On 10 November 2017, Lokondo filed a motion for an interpellation to be levied against Prime Minister Bruno Tshibala's government concerning its failure to submit a budget proposal to Parliament by 15 September, as stipulated by the Constitution. The motion was the first such proposition in Parliament's history to come from a member of the ruling coalition. It was also the first to be accepted by the Assembly in the history of the Second Parliament of the Third Republic.
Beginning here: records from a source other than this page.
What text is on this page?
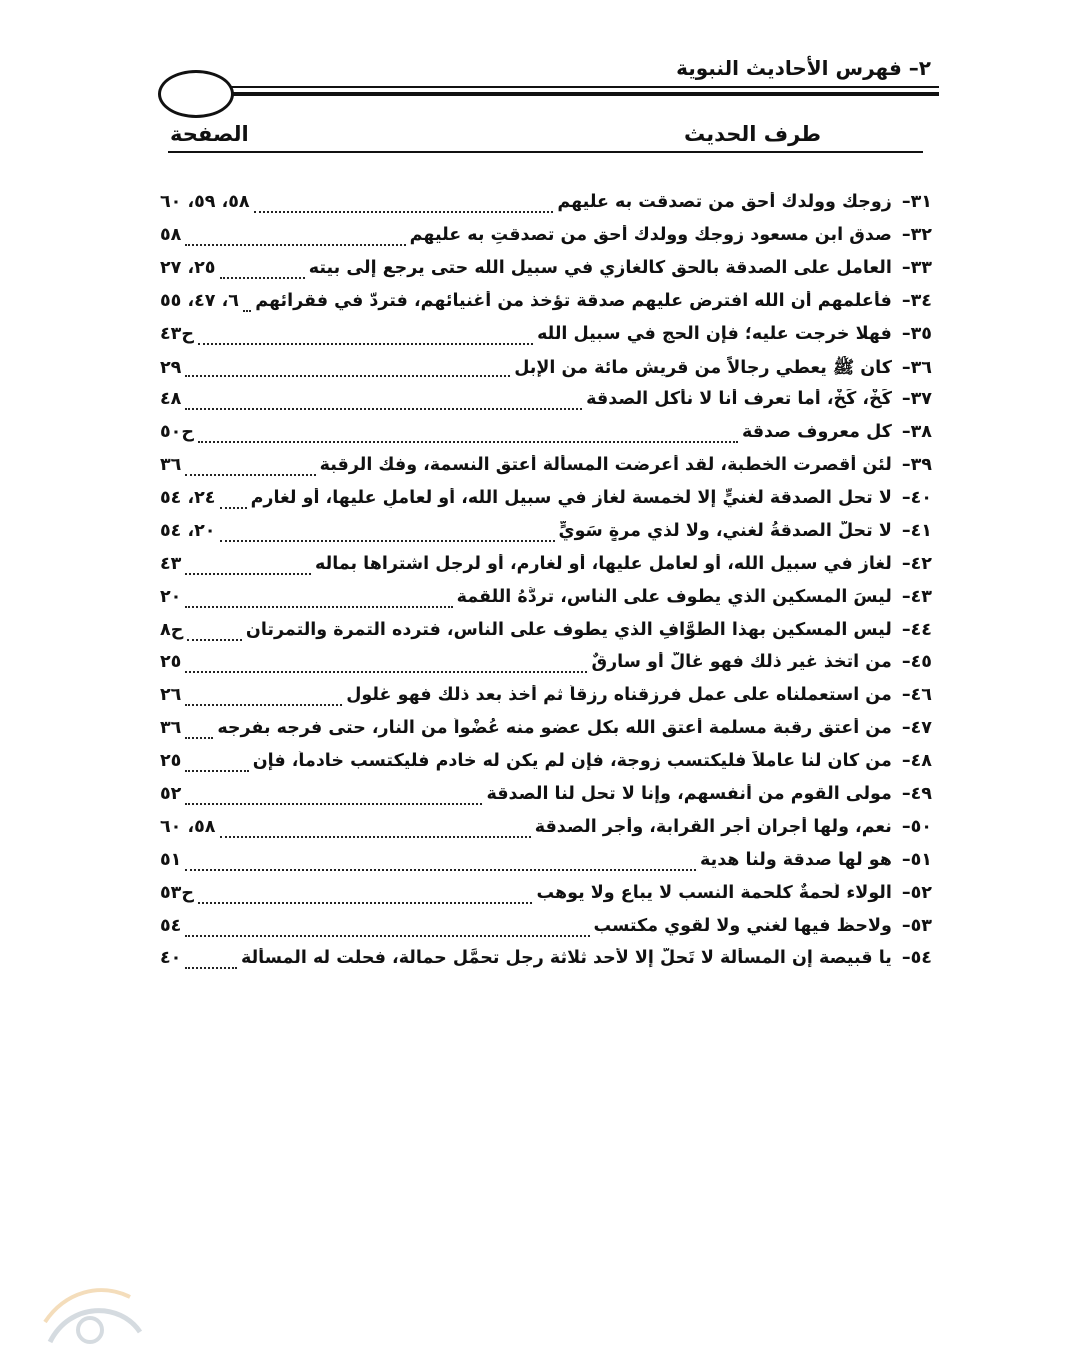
٢– فهرس الأحاديث النبوية
طرف الحديث
الصفحة
٣١–
زوجك وولدك أحق من تصدقت به عليهم
٥٨، ٥٩، ٦٠
٣٢–
صدق ابن مسعود زوجك وولدك أحق من تصدقتِ به عليهم
٥٨
٣٣–
العامل على الصدقة بالحق كالغازي في سبيل الله حتى يرجع إلى بيته
٢٥، ٢٧
٣٤–
فأعلمهم أن الله افترض عليهم صدقة تؤخذ من أغنيائهم، فتردّ في فقرائهم
٦، ٤٧، ٥٥
٣٥–
فهلا خرجت عليه؛ فإن الحج في سبيل الله
ح٤٣
٣٦–
كان ﷺ يعطي رجالاً من قريش مائة من الإبل
٢٩
٣٧–
كَخْ، كَخْ، أما تعرف أنا لا نأكل الصدقة
٤٨
٣٨–
كل معروف صدقة
ح٥٠
٣٩–
لئن أقصرت الخطبة، لقد أعرضت المسألة أعتق النسمة، وفك الرقبة
٣٦
٤٠–
لا تحل الصدقة لغنيٍّ إلا لخمسة لغازٍ في سبيل الله، أو لعاملٍ عليها، أو لغارمٍ
٢٤، ٥٤
٤١–
لا تحلُّ الصدقةُ لغني، ولا لذي مرةٍ سَويٍّ
٢٠، ٥٤
٤٢–
لغازٍ في سبيل الله، أو لعامل عليها، أو لغارمٍ، أو لرجل اشتراها بماله
٤٣
٤٣–
ليسَ المسكين الذي يطوف على الناس، تردُّهُ اللقمة
٢٠
٤٤–
ليس المسكين بهذا الطوَّافِ الذي يطوف على الناس، فترده التمرة والتمرتان
ح٨
٤٥–
من اتخذ غير ذلك فهو غالٌّ أو سارقٌ
٢٥
٤٦–
من استعملناه على عمل فرزقناه رزقاً ثم أخذ بعد ذلك فهو غلول
٢٦
٤٧–
من أعتق رقبة مسلمة أعتق الله بكل عضو منه عُضْواً من النار، حتى فرجه بفرجه
٣٦
٤٨–
من كان لنا عاملاً فليكتسب زوجة، فإن لم يكن له خادم فليكتسب خادماً، فإن
٢٥
٤٩–
مولى القوم من أنفسهم، وإنا لا تحل لنا الصدقة
٥٢
٥٠–
نعم، ولها أجران أجر القرابة، وأجر الصدقة
٥٨، ٦٠
٥١–
هو لها صدقة ولنا هدية
٥١
٥٢–
الولاء لُحمةٌ كلحمة النسب لا يباع ولا يوهب
ح٥٣
٥٣–
ولاحظ فيها لغني ولا لقوي مكتسب
٥٤
٥٤–
يا قبيصة إن المسألة لا تَحلُّ إلا لأحد ثلاثة رجل تحمَّل حمالة، فحلت له المسألة
٤٠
He also demanded Tshibala's resignation. On 15 January 2018 Lokondo led a group of national deputies and senators in petitioning the Constitutional Court to nullify the 2017 electoral law on the grounds of unconstitutionality. The court narrowly rejected the petition on 30 March, an action Lokondo labeled "a shame for the Republic". Over the course of the year he grew increasingly critical of the central government. On 3 October Lokondo, speaking on behalf of the Parti Lumumbiste Unifié (PALU) and its parliamentary allies, declared that the parties were exiting the Presidential Majority coalition in anticipation of the 2018 general elections. He endorsed Martin Fayulu's presidential candidacy and spoke at rallies in support of him. Lokondo also campaigned for reelection to his seat in Parliament, and was declared the provisional winner in January 2019, pending confirmation of the parliamentary election results by the Constitutional Court. He stated that he would not align with the parliamentary majority or the opposition. His election was later confirmed, and he took up the position of vice president of the "PALU et Allies" political grouping. On 13 August 2019, his membership in PALU et Allies was suspended.

Lokondo contracted COVID-19 during the COVID-19 pandemic in the Democratic Republic of the Congo in January 2021, and went to Johannesburg to receive medical treatment. He died on 10 March 2021, in South Africa.